Monads
ThoughtStorms Wiki
An Intro : http://channel9.msdn.com/showpost.aspx?postid=358968
On Composing : http://blahsploitation.blogspot.com/search?q=monads
The UnixPipe is a monad : http://okmij.org/ftp/Computation/monadic-shell.html
Quora Answer : Why do people have trouble understanding Monads in Haskell? Is it just the scary name, or is there a legitimate difficulty? Where in that type signature do people start getting confused?
The name is the least of the problems. Computer science is full of coolly obscure names. It's fun.
The first thing that's hard about Monads is that they come from Haskell. And Haskell has a specific culture. Particularly with respect to types.
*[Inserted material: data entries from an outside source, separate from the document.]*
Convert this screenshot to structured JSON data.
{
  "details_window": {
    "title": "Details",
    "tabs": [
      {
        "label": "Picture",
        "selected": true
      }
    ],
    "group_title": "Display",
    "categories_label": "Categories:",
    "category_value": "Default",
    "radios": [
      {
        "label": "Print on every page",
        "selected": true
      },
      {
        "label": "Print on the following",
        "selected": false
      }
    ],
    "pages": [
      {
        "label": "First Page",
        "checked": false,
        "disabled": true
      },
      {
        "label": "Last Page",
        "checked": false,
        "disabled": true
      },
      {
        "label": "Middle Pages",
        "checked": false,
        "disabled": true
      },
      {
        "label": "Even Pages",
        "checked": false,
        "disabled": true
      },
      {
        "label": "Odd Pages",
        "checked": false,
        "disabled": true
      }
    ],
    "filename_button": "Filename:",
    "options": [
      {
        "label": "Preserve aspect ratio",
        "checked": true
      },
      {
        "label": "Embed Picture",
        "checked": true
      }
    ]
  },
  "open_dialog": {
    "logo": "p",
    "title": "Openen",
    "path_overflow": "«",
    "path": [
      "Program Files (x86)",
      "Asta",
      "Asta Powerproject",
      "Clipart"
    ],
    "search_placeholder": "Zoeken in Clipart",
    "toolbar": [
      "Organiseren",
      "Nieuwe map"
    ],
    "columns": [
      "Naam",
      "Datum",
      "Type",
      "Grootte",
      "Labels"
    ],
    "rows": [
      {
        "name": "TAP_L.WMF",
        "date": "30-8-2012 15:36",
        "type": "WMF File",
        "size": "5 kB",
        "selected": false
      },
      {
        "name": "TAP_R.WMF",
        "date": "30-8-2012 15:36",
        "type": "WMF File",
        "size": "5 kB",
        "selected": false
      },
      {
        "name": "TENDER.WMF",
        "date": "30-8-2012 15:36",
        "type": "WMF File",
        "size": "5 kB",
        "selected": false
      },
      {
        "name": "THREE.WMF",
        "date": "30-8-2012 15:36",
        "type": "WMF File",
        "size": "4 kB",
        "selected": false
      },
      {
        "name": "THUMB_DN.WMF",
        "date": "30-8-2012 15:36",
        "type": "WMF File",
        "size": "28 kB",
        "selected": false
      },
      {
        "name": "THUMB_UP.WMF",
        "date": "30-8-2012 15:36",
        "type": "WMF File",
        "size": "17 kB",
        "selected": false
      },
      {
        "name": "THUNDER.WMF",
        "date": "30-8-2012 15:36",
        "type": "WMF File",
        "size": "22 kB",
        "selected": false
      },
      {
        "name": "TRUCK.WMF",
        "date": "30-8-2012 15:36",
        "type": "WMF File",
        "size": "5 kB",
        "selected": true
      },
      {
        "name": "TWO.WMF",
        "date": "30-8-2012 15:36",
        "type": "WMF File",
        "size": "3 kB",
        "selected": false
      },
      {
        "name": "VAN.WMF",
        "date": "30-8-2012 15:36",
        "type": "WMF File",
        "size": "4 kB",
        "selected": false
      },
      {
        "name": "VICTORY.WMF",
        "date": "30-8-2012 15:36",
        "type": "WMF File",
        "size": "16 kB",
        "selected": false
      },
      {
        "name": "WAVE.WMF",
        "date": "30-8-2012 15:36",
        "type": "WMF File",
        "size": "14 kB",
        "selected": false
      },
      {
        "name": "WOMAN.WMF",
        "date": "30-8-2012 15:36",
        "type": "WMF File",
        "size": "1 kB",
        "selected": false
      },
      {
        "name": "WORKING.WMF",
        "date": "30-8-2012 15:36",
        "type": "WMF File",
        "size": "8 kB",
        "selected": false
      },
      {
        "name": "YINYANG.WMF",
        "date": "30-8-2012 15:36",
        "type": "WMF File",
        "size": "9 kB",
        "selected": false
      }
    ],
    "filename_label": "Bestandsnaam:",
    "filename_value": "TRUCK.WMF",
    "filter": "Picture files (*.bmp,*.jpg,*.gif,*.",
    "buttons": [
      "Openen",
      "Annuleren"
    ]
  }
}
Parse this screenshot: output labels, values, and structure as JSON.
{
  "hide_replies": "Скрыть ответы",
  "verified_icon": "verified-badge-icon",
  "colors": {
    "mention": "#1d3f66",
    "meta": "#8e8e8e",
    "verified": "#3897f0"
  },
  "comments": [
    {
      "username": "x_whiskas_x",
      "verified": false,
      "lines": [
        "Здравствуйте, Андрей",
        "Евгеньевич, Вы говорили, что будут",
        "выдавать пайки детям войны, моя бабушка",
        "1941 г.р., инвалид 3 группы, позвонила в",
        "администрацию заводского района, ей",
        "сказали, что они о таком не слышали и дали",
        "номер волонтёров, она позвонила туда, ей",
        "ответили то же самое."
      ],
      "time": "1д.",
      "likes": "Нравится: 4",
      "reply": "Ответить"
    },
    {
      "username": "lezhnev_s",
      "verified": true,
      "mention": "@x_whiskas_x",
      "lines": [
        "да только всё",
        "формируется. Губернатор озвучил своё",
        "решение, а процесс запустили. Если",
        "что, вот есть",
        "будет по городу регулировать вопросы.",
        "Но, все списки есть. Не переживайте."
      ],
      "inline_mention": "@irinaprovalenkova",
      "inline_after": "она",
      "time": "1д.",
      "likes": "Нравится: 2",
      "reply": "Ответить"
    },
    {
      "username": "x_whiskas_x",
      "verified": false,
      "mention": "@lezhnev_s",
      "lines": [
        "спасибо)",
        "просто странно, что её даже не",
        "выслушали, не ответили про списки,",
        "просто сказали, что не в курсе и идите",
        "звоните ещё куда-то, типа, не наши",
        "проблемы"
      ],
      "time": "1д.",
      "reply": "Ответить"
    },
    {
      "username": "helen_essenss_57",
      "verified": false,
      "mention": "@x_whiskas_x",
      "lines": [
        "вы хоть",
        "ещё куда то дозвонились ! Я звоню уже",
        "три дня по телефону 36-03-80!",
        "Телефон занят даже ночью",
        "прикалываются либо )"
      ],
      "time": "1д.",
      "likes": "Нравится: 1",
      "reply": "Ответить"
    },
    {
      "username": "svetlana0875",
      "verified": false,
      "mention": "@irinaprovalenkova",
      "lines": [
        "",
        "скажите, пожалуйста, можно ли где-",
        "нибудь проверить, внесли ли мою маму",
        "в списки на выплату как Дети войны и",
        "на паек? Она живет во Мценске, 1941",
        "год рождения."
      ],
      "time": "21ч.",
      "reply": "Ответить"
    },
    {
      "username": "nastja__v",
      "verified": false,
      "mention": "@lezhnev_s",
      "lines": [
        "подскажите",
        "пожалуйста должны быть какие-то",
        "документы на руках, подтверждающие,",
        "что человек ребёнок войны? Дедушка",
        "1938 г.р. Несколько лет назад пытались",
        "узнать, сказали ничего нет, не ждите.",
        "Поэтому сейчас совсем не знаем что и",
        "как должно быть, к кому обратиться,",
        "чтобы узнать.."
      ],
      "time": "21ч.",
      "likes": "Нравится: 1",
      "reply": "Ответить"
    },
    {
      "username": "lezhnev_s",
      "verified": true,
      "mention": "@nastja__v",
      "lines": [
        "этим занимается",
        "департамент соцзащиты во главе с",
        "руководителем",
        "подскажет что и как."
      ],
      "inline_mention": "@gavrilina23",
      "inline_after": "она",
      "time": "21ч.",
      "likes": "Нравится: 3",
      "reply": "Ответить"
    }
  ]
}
If you're a C programmer, a type is basically something you use to tell the computer how many bytes to use to store numbers in, and how the pattern of bits in those bytes should be interpreted as a number.
If you're a Java programmer, a type is something you use to annotate two different places in your program (say the part that defines a method and the part that calls it) so that the compiler can check that you're being consistent and complain to you if you're not.
If you're a Python programmer, you can pretty much avoid having to have any explicit model of types in your head, or even thinking about them much at all.
But in Haskell, a type is something that programmers use to describe the structure of their programs and how the different parts lock together. Type signatures are to Haskell what UML diagrams are to Java : the high-level architectural overview. They are used to inform both the computer and other programmers how it's all meant to fit together and why.
To become a Haskell programmer is to acquire literacy in reading, writing and interpreting types and type-definitions this way, and in inferring the shape of the architecture of the program from them.
So, while some of the problem is mathematics speak : "A monad is just a monoid in the category of endofunctors" etc. The bigger problem is that many Haskell encultured people are going to try to explain monads to you by showing type-definitions. If you're already type-literate, then this is fine. But for most people who are basically stuck thinking with the C, Java or Python model of types, and aren't accustomed to making wider architectural inferences from reading them, this really doesn't convey much. Even if those people are perfectly capable of understanding architecture and high-level abstraction in other contexts, they aren't used to reading them from type signatures.
This is tied to a supplementary problem. Most people explaining Monads in terms of Haskell's type system are assuming you are already a committed Haskell programmer, so bloody well OUGHT to learn type-literacy so you can achieve reasonable competence in the language. But many people enquiring about monads are not yet Haskell programmers but outsiders who have heard that monads are a crucial part of the Haskell toolkit and want to understand what they are, as part of their decision as to whether Haskell is something that's worth investing their time and energy in. These people need an insight into monads that doesn't start with types.
(Personally, as someone who isn't literate in types and doesn't like them much, but does like functional programming, I've found Monads in Clojure to be a useful explanation. As it manages to talk about monads without making types the big issue.)
Update : note this is after the above answer got several 39 upvotes. Those voters may not support this update.
Although the term "monad" is cool rather than confusing I think there IS an argument to be made that terms like "bind", "return", "flatmap" etc. are so far from the other uses you might have for them in computer science (binding names to types, returning values from functions etc.) that there is some justification for feeling that Haskellers take a certain delight in introducing ambiguously confusing terminology.